The Sensex today is up by around 30 points (0.2%), while the NSE-Nifty is up by around 10 points (0.2%). Mid and small cap stocks have opened in the green as well with the BSE Mid Cap and BSE Small Cap indices up by around 0.5% reach. The rupee is trading at Rs 54.29 to the US dollar.

PSU bank stocks have opened in the green led by Andhra Bank and Indian Bank. As per a leading financial daily, the country's largest public sector lender State Bank of India (SBI) is expecting a capital infusion of around Rs 40 bn from the central government in the current fiscal year. With this, the bank's capital adequacy ratio will increase to over 13%. As per the management, the mode of infusing capital is not decided yet. It will be the government's call to decide on how to infuse the equity. SBI has been waiting for government's nod for the rights issue for more than 2 years. Earlier this week, the government had said that it will finalize capital infusion plans for public sector banks this week to strengthen the banks' capital base and to offset impact of bad loans and poor asset growth.

Engineering stocks have opened the day mainly on a positive note with AIA Engineering and Sanghvi Movers leading the pack of gainers. As per a leading financial daily, the engineering & construction major Larsen & Toubro (L&T) Ltd. has secured an order valued at over Rs 7.3 bn from Nuclear Power Corporation of India (NPCIL) for the Rajasthan Atomic Power Plant (RAPP). The company has bagged the order amid stiff competition. L&T Power will supply, install and commission the Balance of Turbine Island package for two new 700 MW capacity units located at Rawatbhata near Kota. The order also includes civil work for the turbine halls, electrical bays and transformer yard. The stock has opened in the green.

What if US exports oil?
Pre-Open

Just a few days ago, it was reported that US is all set to become the largest oil producing nation by the end of this decade. Improved technologies as well as huge shale gas reserves are expected to drive the nation's oil production capacities. Currently the US is a net importer of oil. But with the rise in production, it is touted to become a net exporter of oil when this happens. An article by Firstpost discusses as to how this would affect India.
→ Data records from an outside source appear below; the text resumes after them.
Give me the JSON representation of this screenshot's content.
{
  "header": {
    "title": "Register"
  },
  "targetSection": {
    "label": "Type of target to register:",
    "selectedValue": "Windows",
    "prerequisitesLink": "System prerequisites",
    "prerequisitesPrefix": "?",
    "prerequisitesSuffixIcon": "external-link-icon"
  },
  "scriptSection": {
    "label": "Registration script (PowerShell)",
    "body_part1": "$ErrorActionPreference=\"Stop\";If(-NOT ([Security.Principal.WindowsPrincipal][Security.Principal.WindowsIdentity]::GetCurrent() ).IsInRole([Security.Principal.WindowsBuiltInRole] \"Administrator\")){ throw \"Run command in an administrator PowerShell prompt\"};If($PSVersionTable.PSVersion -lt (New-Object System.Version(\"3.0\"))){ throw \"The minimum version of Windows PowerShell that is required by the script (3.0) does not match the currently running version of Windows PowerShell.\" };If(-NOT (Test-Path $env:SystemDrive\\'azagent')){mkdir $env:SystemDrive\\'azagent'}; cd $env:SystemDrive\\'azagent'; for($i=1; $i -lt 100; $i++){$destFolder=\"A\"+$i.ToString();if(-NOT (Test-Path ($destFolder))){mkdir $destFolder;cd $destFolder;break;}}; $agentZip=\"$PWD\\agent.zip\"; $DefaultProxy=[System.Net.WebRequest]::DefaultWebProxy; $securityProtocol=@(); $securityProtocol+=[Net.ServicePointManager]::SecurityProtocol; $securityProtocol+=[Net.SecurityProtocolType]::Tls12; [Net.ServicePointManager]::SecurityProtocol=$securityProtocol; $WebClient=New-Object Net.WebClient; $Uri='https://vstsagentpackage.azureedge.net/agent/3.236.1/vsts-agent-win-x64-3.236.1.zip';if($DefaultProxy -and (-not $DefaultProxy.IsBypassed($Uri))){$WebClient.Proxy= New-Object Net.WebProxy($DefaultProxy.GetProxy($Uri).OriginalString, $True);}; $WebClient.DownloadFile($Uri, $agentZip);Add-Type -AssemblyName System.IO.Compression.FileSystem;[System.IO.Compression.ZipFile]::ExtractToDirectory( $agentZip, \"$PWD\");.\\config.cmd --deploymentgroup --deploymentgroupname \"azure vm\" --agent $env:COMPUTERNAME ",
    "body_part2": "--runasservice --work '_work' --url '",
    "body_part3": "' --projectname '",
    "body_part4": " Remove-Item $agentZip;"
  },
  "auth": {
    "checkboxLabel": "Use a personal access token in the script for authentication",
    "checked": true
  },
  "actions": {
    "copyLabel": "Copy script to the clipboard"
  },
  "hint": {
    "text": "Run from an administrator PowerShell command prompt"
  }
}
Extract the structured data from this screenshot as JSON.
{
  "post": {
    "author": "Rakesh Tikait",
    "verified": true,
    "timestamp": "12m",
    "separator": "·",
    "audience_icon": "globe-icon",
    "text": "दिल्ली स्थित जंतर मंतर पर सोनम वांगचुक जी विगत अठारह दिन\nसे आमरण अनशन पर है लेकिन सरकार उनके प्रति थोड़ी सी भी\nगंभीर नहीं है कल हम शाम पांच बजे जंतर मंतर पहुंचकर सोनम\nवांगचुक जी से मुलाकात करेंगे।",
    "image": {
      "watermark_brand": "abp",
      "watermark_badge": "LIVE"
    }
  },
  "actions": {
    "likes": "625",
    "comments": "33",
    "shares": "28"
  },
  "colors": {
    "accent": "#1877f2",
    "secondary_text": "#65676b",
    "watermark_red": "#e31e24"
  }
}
The impact on India would be in two fold. The first would obviously be on its energy policy. The increase in supply of oil would eventually lead to oil prices stabilizing. This would bring some relief to the oil importing countries like India. The extreme volatility in oil prices that we have seen in recent times have badly affected our fiscal deficit. It did not bode well for the industries either who saw their margins fluctuate wildly as oil prices went all over the place. The caveat in this expectation is obviously that US does not curb its exports of oil.

The second impact would be on the US economic standing. With the export of oil, the country would be able to bring its fiscal deficit under control. This in turn would help boost the value of the US dollar which has been seeing dark times off late. This improvement in US dollar would most certainly help US gain back its economic supremacy which has come under attack since the onset of the crisis. Another impact of a strengthening US dollar would be on the commodity prices. Most prominently on the price of gold. Thanks to the crisis that has currently gripped the world, gold has been witnessing a stellar run owing to its 'safe haven' status. But it must be remembered that gold and US dollar usually move in opposite directions. IF US dollar strengthens the prices of gold should come down.

As we can see if and when US does turn into an oil exporting nation, there would be a shift of power at least in economic terms. Indian policy makers would do well to keep this in mind and prepare accordingly from now itself. Otherwise they would very well end up in an awkward position when this happens.